I’m not dismissing the value of experience as a whole. The right kind of knowledge and experience are valuable. More experience working as a developer is better than less. I’m now a far better developer than I was five years ago. I’ll be better still in another decade. Domain knowledge and experience, too, are more than surface deep. Picking up a thorough understanding of a problem domain takes time, and in the meantime the less experienced programmer may do some amount of well-intentioned harm. Don’t expect someone with a background in developing UML modeling tools to produce a good design for a real-time, embedded signal processing system. Those distinctions make for better hiring criteria than years using a language or tool.

When hiring, I look for developers with strong skills in areas that contribute to delivering software. A great developer should:

  • Know how to produce good, clean code.
  • Understand requirements specification, design, and testing.
  • Have solid experience with the things that keep projects running smoothly throughout the life cycle, to include development process, configuration management, peer review, and work estimation.
  • Have superior soft skills such as drive and motivation, verbal and written communication ability, the capacity to work with a team, and leadership capability.
  • Domain knowledge applicable to the project.

See what’s missing from that list? Specific languages. Specific development tools. Specific APIs. Specific processes. It doesn’t matter whether the candidate’s experience is in C or Perl, NetBeans or Eclipse, CVS or Subversion, PSP or XP. To a good developer, those are just variations on a theme. And yet, these variations get top billing in job listings: 8 years experience in C; not C++, because we don’t understand the similarity.

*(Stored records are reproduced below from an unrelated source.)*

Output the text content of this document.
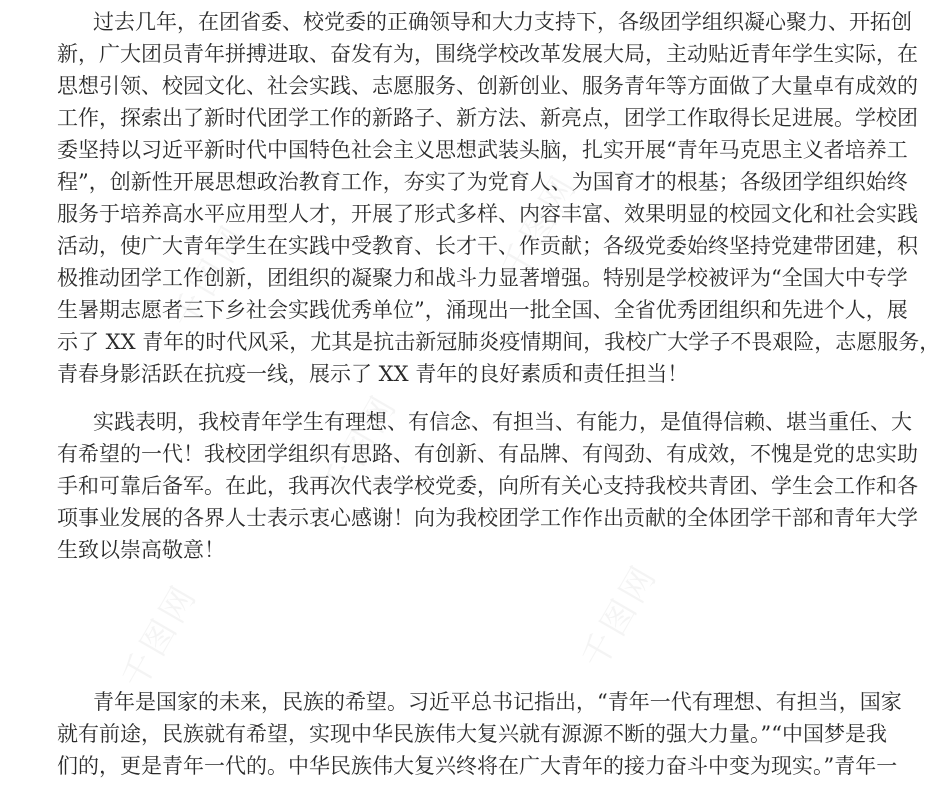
过去几年，在团省委、校党委的正确领导和大力支持下，各级团学组织凝心聚力、开拓创
新，广大团员青年拼搏进取、奋发有为，围绕学校改革发展大局，主动贴近青年学生实际，在
思想引领、校园文化、社会实践、志愿服务、创新创业、服务青年等方面做了大量卓有成效的
工作，探索出了新时代团学工作的新路子、新方法、新亮点，团学工作取得长足进展。学校团
委坚持以习近平新时代中国特色社会主义思想武装头脑，扎实开展“青年马克思主义者培养工
程”，创新性开展思想政治教育工作，夯实了为党育人、为国育才的根基；各级团学组织始终
服务于培养高水平应用型人才，开展了形式多样、内容丰富、效果明显的校园文化和社会实践
活动，使广大青年学生在实践中受教育、长才干、作贡献；各级党委始终坚持党建带团建，积
极推动团学工作创新，团组织的凝聚力和战斗力显著增强。特别是学校被评为“全国大中专学
生暑期志愿者三下乡社会实践优秀单位”，涌现出一批全国、全省优秀团组织和先进个人，展
示了 XX 青年的时代风采，尤其是抗击新冠肺炎疫情期间，我校广大学子不畏艰险，志愿服务，
青春身影活跃在抗疫一线，展示了 XX 青年的良好素质和责任担当！
实践表明，我校青年学生有理想、有信念、有担当、有能力，是值得信赖、堪当重任、大
有希望的一代！我校团学组织有思路、有创新、有品牌、有闯劲、有成效，不愧是党的忠实助
手和可靠后备军。在此，我再次代表学校党委，向所有关心支持我校共青团、学生会工作和各
项事业发展的各界人士表示衷心感谢！向为我校团学工作作出贡献的全体团学干部和青年大学
生致以崇高敬意！
青年是国家的未来，民族的希望。习近平总书记指出，“青年一代有理想、有担当，国家
就有前途，民族就有希望，实现中华民族伟大复兴就有源源不断的强大力量。”“中国梦是我
们的，更是青年一代的。中华民族伟大复兴终将在广大青年的接力奋斗中变为现实。”青年一
千图网	千图网
千图网
千图网	千图网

Ideal candidate must fog a mirror held under nostrils and supply own blank stare.

Insisting a candidate have experience with a particular language or tool set assumes that it’s a difficult to translate development knowledge from one language syntax to another. For a short time there was a fad - forgive me, trend - toward languages with very English-like syntax. Those languages never took hold, in part because they solved the wrong problem. The syntax was never the hard part; the right kind of thinking was and is.

A few old college friends of mine say they’ve solved this problem by lying shamelessly about the buzzwords they know. Once they land the job, they hit the bookstore and pick up a few reference books. By the time they walk in for their first day on the job, they know everything they need to know about the language and tools du jour. I can’t bring myself to do this. As for you, gentle reader, this is between you, the little you with the pitch fork on your left shoulder, and the little you with the halo on your right shoulder.